Use the formula for the period:

P = 2 pi sqrt (L/g') and solve for g'

The period is 1020/567 s. Convert to decimal.

To find the gravitational acceleration on the surface of the planet, you can use the formula for the period of a simple pendulum. The formula is given by:

T = 2π √(L/g)

Where:
T = Period of the pendulum
L = Length of the pendulum
g = Gravitational acceleration

In this case, we know the length of the pendulum (L = 1.29 m) and the total time for 567 oscillations (T = 1020 s). The total time is equal to the number of oscillations (567) multiplied by the period of one oscillation (T/567).

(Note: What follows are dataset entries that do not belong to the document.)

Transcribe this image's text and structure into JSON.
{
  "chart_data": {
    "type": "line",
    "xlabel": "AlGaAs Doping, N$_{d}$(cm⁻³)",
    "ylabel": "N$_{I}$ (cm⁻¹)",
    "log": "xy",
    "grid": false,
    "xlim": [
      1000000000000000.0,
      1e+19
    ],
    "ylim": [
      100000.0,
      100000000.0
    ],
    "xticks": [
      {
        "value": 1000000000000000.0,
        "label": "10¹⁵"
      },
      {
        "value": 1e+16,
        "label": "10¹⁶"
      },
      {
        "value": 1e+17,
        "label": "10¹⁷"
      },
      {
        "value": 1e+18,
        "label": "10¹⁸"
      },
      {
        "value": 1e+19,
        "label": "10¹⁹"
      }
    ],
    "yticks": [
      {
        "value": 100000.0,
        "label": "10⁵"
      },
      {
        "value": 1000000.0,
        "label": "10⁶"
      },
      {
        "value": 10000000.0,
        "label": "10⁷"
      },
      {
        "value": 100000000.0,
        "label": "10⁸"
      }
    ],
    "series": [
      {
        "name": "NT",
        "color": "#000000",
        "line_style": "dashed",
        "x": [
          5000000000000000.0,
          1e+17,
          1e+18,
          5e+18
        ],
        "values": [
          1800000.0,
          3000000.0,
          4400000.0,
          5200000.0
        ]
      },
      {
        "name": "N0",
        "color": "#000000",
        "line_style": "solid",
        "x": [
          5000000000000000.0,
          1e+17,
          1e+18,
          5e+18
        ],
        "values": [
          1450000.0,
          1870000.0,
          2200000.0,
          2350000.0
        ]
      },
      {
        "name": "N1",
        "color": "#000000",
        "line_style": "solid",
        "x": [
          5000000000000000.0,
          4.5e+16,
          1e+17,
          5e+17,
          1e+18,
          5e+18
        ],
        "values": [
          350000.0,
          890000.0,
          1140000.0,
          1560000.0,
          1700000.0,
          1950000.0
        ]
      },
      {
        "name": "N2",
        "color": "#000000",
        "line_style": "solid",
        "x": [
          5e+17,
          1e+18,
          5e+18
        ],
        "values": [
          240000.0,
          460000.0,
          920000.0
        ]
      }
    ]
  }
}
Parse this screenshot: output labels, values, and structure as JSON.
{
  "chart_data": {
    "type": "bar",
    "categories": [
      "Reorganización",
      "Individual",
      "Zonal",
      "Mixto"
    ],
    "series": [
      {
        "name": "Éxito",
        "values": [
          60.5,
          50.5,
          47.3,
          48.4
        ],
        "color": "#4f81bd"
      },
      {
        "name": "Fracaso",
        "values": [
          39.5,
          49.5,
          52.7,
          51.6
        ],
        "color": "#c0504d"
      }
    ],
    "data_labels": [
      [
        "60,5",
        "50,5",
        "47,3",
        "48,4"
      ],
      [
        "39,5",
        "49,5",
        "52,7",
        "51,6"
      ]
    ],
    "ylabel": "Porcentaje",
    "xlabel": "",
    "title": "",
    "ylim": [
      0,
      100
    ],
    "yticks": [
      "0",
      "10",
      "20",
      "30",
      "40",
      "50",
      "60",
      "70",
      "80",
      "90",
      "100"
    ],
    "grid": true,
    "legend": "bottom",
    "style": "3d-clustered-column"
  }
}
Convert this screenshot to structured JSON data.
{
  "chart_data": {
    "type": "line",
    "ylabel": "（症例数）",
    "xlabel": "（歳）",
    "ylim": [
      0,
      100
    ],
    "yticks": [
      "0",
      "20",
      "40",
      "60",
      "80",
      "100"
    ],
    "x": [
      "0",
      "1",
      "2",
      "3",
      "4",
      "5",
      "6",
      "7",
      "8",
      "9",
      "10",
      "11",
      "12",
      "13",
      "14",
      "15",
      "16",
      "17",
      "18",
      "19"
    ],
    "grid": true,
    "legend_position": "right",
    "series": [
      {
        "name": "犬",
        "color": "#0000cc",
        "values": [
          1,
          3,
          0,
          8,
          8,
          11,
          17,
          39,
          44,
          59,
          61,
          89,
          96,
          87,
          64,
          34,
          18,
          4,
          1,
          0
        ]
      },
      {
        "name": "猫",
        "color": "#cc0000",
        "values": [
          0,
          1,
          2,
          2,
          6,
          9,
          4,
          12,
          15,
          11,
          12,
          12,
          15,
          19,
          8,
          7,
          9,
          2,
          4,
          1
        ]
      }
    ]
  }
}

So, first, let's calculate the period of one oscillation:

Period of one oscillation = T/567 = 1020 s / 567 = 1.8 s

Now, we can substitute the values into the formula for the period of a pendulum and solve for g:

1.8 s = 2π √(1.29 m / g)

To isolate the variable g, we need to square both sides of the equation:

(1.8 s)² = (2π)² * (1.29 m / g)

3.24 s² = 4π² * (1.29 m / g)

Now, isolate g:

g = 4π² * (1.29 m) / (3.24 s²)

Calculating the value:

g = (4 * 3.14159² * 1.29 m) / (3.24 s²)

g ≈ 15.43 m/s²

Therefore, the gravitational acceleration on the surface of this planet is approximately 15.43 m/s².